Santé: comment la dégradation écologique à l’est de la RDC a favorisé l’épidémie de la variole du singe

Gérald Papy
Gérald Papy Rédacteur en chef adjoint

Face à l’explosion de la maladie, des mesures d’urgence s’imposent. Mais il faut surtout renforcer les systèmes de santé et la viabilité sociale, estime l’infectiologue Camille Besombes.

Un cas de mpox-variole du singe survient en Suède, et voilà que resurgit le spectre d’une épidémie mortelle mondiale. Il n’y a pourtant pas lieu de paniquer. L’Europe est armée pour y répondre. C’est en Afrique centrale, où a surgi le virus dans sa version clade 1 avec transmission interhumaine, que l’urgence est de mise. L’Organisation mondiale de la santé (OMS) l’a bien compris et a déclenché, le 14 août, une «Urgence de santé publique de portée internationale» (Usppi). Depuis le début de l’année, 17.000 cas ont été enregistrés en République démocratique du Congo (RDC), qui ont occasionné au moins 570 décès.Avec comme premier symptôme une éruption cutanée, la maladie peut provoquer des fièvres, des maux de tête et de dos, des douleurs musculaires, un manque d’énergie… Chez les personnes plus vulnérables, elle peut causer des complications allant jusqu’à entraîner la mort.
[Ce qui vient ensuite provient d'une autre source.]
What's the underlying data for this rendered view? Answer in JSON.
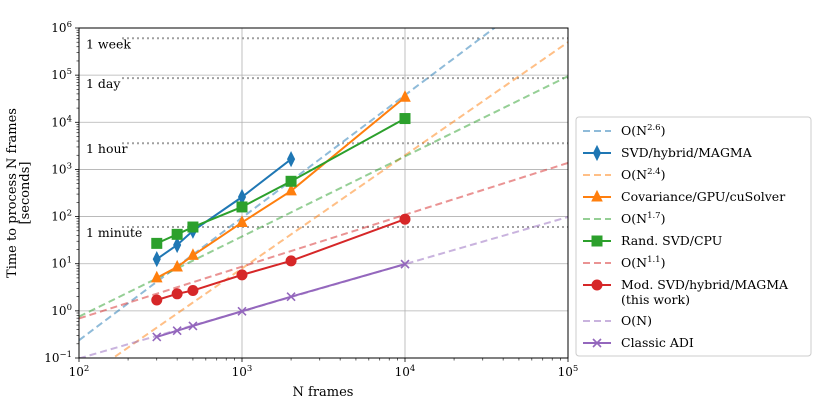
{
  "chart_data": {
    "type": "line",
    "xlabel": "N frames",
    "ylabel_line1": "Time to process N frames",
    "ylabel_line2": "[seconds]",
    "x_scale": "log",
    "y_scale": "log",
    "xlim": [
      100,
      100000
    ],
    "ylim": [
      0.1,
      1000000
    ],
    "grid": true,
    "legend_placement": "right",
    "x_ticks": [
      {
        "value": 100,
        "base": "10",
        "exp": "2"
      },
      {
        "value": 1000,
        "base": "10",
        "exp": "3"
      },
      {
        "value": 10000,
        "base": "10",
        "exp": "4"
      },
      {
        "value": 100000,
        "base": "10",
        "exp": "5"
      }
    ],
    "y_ticks": [
      {
        "value": 0.1,
        "base": "10",
        "exp": "−1"
      },
      {
        "value": 1,
        "base": "10",
        "exp": "0"
      },
      {
        "value": 10,
        "base": "10",
        "exp": "1"
      },
      {
        "value": 100,
        "base": "10",
        "exp": "2"
      },
      {
        "value": 1000,
        "base": "10",
        "exp": "3"
      },
      {
        "value": 10000,
        "base": "10",
        "exp": "4"
      },
      {
        "value": 100000,
        "base": "10",
        "exp": "5"
      },
      {
        "value": 1000000,
        "base": "10",
        "exp": "6"
      }
    ],
    "reference_lines": [
      {
        "label": "1 week",
        "value": 604800
      },
      {
        "label": "1 day",
        "value": 86400
      },
      {
        "label": "1 hour",
        "value": 3600
      },
      {
        "label": "1 minute",
        "value": 60
      }
    ],
    "trend_lines": [
      {
        "name": "O(N^2.6)",
        "base": "O(N",
        "exp": "2.6",
        "color": "#1f77b4",
        "coef": 1.5e-06,
        "power": 2.6
      },
      {
        "name": "O(N^2.4)",
        "base": "O(N",
        "exp": "2.4",
        "color": "#ff7f0e",
        "coef": 5e-07,
        "power": 2.4
      },
      {
        "name": "O(N^1.7)",
        "base": "O(N",
        "exp": "1.7",
        "color": "#2ca02c",
        "coef": 0.0003,
        "power": 1.7
      },
      {
        "name": "O(N^1.1)",
        "base": "O(N",
        "exp": "1.1",
        "color": "#d62728",
        "coef": 0.00435,
        "power": 1.1
      },
      {
        "name": "O(N)",
        "base": "O(N",
        "exp": "",
        "color": "#9467bd",
        "coef": 0.00098,
        "power": 1.0
      }
    ],
    "series": [
      {
        "name": "SVD/hybrid/MAGMA",
        "color": "#1f77b4",
        "marker": "diamond",
        "x": [
          300,
          400,
          500,
          1000,
          2000
        ],
        "y": [
          12.5,
          25,
          50,
          260,
          1650
        ]
      },
      {
        "name": "Covariance/GPU/cuSolver",
        "color": "#ff7f0e",
        "marker": "triangle",
        "x": [
          300,
          400,
          500,
          1000,
          2000,
          10000
        ],
        "y": [
          5,
          8.5,
          15,
          75,
          350,
          34000
        ]
      },
      {
        "name": "Rand. SVD/CPU",
        "color": "#2ca02c",
        "marker": "square",
        "x": [
          300,
          400,
          500,
          1000,
          2000,
          10000
        ],
        "y": [
          27,
          42,
          60,
          160,
          560,
          12000
        ]
      },
      {
        "name": "Mod. SVD/hybrid/MAGMA",
        "name_line2": "(this work)",
        "color": "#d62728",
        "marker": "circle",
        "x": [
          300,
          400,
          500,
          1000,
          2000,
          10000
        ],
        "y": [
          1.7,
          2.3,
          2.7,
          5.8,
          11.5,
          88
        ]
      },
      {
        "name": "Classic ADI",
        "color": "#9467bd",
        "marker": "x",
        "x": [
          300,
          400,
          500,
          1000,
          2000,
          10000
        ],
        "y": [
          0.28,
          0.38,
          0.48,
          0.98,
          2.0,
          9.8
        ]
      }
    ]
  }
}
Quels sont les causes et les enjeux de cette explosion de mpox? Eléments de réponse avec Camille Besombes, médecin infectiologue et épidémiologiste, chercheuse postdoctorante au medialab de Sciences Po Paris.

La situation est-elle plus inquiétante qu’en 2022, lorsque la première Urgence de santé publique de portée internationale a été décrétée par l’OMS?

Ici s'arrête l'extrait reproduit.